Are UK-UAE relations on the rocks?

Jeremy Hunt. Source: NHS Confederation (via Flickr)

By Meg Graham

Matthew Hedges, 31-year-old Exeter born PhD student accused of being a “secret service operative” in the UAE, returned to the UK on the morning of November 27th subsequent to being issued a pardon from President Khalifa bin Zayed Al Nahyan.

The decision to release Hedges follows intense campaigning from British Foreign Secretary Jeremy Hunt after the shock sentencing of life in prison for “spying for or on behalf of” the UK government in Abu Dhabi, a UAE court declared.

Hedges spent approximately seven months in prison prior to his release and the case has captured an abundance of international attention. It is understood that the academic from Durham University had been situated in the UAE for six months, researching the effects of the Arab Spring on the Gulf States for his PhD work.

However, UAE sources claim Hedges ambitions were to “gather classified information on the UAE military and political role in Yemen” and to gain crucial national security secrets for “his paymasters.” The severity of Hedges’ sentencing is astounding with regards to the fact that the UAE have ultimately struggled to provide any appropriate evidence to justify the allegations of espionage.

The case holds some potential to result in ramifications for future UK-UAE relations and Middle Eastern Diplomacy in general that may take some time to heal. Current tensions pose a risk to losing a close trading partner and a leading political ally in the Gulf for the United Kingdom. An Emirati source has expressed, “this is a very peculiar case that has left scars on both sides.”

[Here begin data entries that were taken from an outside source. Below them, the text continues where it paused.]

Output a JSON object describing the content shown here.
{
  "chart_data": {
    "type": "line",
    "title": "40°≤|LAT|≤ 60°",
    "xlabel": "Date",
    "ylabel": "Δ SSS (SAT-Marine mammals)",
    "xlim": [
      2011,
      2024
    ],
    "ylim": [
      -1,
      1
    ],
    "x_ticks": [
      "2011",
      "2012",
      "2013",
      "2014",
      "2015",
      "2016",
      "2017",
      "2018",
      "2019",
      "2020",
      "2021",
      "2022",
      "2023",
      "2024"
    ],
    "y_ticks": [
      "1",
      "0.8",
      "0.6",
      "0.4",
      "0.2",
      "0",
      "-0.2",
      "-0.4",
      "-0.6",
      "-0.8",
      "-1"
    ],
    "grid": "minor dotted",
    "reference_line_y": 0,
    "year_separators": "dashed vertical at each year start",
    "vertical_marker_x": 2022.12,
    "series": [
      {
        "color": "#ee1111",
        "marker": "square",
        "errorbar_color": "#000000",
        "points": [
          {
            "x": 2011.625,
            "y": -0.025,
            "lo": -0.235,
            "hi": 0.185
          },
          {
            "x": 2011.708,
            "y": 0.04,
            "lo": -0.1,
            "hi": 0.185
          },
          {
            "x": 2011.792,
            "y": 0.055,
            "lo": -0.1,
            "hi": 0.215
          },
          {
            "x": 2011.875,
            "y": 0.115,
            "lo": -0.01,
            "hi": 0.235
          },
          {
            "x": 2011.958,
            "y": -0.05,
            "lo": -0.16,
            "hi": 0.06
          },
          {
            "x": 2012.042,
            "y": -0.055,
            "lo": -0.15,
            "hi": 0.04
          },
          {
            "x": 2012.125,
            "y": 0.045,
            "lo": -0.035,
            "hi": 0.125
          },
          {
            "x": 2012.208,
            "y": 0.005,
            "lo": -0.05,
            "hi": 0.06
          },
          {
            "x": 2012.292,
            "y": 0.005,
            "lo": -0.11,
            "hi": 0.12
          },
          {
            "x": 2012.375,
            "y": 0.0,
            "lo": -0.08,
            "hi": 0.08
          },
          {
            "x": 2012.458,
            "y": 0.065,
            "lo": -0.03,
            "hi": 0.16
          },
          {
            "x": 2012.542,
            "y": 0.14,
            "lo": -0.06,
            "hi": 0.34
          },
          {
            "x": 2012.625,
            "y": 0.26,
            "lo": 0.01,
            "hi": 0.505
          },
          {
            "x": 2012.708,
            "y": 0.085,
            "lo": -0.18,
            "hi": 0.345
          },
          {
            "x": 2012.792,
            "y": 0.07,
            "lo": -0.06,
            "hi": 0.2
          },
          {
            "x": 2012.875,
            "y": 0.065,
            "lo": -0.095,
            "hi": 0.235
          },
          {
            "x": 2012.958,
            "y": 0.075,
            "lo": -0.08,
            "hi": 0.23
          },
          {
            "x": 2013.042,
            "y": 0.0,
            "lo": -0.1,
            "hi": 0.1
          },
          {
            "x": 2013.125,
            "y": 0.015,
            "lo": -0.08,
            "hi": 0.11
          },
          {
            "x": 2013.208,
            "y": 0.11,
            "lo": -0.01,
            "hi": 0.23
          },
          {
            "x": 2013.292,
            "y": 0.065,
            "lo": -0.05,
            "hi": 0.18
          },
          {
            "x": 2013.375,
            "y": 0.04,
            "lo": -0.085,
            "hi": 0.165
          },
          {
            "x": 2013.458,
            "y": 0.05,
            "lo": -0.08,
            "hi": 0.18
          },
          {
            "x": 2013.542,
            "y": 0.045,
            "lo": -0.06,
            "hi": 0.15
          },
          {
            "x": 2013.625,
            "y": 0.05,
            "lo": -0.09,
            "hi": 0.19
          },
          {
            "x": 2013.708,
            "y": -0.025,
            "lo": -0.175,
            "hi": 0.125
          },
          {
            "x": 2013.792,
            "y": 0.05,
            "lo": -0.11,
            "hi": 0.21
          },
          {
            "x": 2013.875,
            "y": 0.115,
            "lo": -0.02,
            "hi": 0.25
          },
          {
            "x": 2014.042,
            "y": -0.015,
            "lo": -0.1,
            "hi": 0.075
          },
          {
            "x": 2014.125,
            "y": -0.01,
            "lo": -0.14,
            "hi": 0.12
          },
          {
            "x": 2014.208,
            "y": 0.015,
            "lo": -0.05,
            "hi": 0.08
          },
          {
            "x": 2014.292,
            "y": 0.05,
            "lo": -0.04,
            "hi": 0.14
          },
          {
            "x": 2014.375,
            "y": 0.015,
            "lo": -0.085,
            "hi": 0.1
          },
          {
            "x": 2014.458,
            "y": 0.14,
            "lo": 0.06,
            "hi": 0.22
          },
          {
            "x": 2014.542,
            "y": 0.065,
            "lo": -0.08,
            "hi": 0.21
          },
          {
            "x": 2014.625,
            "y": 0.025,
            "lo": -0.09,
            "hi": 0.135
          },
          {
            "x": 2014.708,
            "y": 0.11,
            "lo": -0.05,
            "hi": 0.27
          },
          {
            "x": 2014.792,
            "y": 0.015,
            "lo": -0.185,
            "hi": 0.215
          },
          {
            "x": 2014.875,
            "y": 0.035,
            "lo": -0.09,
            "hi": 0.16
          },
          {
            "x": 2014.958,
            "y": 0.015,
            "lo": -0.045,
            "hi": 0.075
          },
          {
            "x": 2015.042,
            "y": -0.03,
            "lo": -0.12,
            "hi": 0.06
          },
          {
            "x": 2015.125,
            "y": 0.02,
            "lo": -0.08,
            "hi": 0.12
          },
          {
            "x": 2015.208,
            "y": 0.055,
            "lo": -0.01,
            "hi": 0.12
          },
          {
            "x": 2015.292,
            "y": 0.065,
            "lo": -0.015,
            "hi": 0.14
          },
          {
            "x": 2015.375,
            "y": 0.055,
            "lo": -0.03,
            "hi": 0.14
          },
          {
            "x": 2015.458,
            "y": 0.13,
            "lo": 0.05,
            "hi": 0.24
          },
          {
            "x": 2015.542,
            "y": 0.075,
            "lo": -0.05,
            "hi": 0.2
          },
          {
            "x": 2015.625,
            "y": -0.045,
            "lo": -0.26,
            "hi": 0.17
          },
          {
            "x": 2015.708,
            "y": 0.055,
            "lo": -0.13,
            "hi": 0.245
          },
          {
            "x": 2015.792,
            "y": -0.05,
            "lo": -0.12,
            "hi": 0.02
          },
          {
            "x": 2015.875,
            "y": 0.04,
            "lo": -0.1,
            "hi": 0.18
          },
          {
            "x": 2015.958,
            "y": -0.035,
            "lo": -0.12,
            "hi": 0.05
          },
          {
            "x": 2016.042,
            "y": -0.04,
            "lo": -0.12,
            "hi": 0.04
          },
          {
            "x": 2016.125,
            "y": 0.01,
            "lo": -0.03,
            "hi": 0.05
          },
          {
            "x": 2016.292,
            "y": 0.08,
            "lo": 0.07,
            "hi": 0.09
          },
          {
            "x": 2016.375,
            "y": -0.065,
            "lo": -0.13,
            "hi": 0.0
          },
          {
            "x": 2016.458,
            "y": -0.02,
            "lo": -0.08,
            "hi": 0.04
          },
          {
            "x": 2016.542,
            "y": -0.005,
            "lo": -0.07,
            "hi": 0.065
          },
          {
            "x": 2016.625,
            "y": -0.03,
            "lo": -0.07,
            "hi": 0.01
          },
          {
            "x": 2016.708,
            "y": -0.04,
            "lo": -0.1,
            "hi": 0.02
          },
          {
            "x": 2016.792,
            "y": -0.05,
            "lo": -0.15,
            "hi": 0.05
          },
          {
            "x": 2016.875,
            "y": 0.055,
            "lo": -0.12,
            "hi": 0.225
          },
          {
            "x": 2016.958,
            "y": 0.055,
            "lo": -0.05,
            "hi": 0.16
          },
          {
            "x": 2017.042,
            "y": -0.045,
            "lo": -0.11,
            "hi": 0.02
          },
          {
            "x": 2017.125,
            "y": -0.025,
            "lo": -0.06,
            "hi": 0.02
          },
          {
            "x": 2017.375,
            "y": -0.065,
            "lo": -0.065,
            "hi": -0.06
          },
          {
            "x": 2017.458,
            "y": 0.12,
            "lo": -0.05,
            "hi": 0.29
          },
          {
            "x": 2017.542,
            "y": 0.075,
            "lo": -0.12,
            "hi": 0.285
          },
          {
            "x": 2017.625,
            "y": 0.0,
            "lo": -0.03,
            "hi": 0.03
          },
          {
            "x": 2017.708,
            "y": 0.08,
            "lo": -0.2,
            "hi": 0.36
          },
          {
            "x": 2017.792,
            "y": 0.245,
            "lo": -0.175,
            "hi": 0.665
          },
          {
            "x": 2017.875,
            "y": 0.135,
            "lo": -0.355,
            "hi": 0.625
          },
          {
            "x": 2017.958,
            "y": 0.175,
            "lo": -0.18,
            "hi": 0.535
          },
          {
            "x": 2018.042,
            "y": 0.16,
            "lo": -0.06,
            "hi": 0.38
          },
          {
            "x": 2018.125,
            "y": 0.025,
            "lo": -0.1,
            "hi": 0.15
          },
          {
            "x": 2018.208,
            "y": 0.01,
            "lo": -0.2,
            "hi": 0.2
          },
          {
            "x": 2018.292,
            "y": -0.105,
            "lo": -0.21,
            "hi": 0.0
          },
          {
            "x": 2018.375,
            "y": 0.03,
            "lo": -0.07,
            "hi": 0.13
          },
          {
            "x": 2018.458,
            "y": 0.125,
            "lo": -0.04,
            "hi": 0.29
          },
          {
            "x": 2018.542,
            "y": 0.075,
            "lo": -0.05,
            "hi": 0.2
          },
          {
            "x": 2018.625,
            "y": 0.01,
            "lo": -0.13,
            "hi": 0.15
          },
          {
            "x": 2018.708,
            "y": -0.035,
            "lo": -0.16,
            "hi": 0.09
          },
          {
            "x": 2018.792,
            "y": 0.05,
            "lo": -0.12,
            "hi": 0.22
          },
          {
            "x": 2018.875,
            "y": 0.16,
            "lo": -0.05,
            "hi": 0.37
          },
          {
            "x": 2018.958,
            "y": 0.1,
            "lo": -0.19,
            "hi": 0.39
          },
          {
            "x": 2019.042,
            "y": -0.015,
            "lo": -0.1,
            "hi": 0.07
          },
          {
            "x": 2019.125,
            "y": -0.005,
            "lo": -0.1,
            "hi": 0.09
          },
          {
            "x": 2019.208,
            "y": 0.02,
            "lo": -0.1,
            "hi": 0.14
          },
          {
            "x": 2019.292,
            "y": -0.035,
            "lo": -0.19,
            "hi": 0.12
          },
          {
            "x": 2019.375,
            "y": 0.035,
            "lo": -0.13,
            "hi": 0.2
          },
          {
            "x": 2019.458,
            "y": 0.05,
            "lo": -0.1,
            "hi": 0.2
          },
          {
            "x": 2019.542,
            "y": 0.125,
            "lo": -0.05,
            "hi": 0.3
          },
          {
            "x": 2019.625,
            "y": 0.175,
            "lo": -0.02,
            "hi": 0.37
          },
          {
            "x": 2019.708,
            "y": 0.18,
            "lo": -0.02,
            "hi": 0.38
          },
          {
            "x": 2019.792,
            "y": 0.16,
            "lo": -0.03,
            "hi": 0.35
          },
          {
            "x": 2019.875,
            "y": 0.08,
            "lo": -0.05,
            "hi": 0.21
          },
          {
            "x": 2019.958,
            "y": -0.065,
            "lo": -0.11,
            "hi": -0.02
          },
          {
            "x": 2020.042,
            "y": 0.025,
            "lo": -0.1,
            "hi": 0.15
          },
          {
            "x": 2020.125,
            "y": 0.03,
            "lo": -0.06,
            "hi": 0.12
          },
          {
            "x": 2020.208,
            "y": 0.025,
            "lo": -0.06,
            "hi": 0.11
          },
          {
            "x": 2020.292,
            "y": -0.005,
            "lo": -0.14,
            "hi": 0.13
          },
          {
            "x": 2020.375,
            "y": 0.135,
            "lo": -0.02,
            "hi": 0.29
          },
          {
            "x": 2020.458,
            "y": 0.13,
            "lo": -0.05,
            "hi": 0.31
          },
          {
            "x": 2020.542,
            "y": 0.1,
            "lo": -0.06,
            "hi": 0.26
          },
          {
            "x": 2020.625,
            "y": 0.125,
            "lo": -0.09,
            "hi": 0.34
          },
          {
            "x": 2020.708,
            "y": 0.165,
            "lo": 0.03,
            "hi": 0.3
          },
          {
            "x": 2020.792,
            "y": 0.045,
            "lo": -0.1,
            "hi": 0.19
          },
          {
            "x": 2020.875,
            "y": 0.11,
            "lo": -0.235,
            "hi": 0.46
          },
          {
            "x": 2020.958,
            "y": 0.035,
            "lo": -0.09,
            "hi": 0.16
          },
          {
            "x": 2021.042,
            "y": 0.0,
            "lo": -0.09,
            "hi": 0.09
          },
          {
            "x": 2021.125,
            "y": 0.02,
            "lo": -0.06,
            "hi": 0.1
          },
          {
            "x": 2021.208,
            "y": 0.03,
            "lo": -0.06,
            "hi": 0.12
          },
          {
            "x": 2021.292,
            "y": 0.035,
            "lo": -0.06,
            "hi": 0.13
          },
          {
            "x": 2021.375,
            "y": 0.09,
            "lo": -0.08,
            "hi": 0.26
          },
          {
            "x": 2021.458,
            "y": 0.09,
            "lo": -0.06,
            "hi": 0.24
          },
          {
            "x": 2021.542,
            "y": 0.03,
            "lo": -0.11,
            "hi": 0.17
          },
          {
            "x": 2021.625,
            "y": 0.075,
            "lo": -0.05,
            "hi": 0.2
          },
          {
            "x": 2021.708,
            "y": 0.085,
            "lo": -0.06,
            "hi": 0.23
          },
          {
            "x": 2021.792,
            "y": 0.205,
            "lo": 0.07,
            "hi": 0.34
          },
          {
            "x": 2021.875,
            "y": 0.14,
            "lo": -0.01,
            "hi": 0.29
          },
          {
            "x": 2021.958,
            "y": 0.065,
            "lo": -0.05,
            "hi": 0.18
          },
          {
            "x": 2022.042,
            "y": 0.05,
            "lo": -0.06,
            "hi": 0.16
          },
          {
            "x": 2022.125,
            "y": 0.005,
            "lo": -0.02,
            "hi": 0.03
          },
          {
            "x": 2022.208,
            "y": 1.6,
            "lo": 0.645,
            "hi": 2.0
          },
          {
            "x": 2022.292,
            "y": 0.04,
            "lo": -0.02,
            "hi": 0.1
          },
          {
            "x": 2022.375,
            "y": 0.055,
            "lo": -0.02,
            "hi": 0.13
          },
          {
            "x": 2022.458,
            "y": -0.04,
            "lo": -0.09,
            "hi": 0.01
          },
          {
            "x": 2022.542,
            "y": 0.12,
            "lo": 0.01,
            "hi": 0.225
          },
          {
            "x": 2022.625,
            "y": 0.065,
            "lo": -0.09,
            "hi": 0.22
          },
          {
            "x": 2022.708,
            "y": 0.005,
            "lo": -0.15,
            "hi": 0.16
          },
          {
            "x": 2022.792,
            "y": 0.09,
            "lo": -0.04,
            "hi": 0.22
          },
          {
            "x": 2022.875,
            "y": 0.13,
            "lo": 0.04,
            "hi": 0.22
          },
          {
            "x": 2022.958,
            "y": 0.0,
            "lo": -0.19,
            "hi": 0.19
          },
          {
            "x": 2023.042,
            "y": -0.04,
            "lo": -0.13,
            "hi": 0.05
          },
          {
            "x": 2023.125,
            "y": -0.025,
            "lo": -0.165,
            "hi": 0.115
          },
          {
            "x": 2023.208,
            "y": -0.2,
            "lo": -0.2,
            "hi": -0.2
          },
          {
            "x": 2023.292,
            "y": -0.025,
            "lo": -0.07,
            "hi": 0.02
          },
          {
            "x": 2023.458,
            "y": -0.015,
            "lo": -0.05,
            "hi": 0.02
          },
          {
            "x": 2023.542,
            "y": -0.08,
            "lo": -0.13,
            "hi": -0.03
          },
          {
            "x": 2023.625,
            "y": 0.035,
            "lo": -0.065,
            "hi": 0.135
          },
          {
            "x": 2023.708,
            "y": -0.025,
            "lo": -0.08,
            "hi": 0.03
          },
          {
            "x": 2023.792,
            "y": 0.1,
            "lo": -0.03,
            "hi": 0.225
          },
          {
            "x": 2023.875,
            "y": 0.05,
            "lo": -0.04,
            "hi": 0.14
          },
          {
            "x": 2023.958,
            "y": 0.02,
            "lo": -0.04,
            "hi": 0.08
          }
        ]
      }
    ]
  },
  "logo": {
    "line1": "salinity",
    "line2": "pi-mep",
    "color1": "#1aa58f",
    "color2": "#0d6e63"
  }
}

Growing concerns fester with regards to how this ally can be trusted and if other factors contributed to the prosecution; it is being questioned whether this is perhaps connected to the increasing disparity in opinion regarding the war in Yemen with the UAE-Saudi coalition? Or fuelled by bitterness at Jeremy Hunt’s treatment of the murder of Jamal Khashoggi by refusing to consider the involvement of Saudi Crown Prince, Mohammed bin Salman? Or is this an isolated incident not influenced by other events at all?The treatment of Hedges however poses the question: is it time to re-evaluate foreign policy aims in the Middle East? Theresa May does not appear to think so and stands firmly by her statement, “Gulf security is our security and Gulf prosperity is our prosperity.”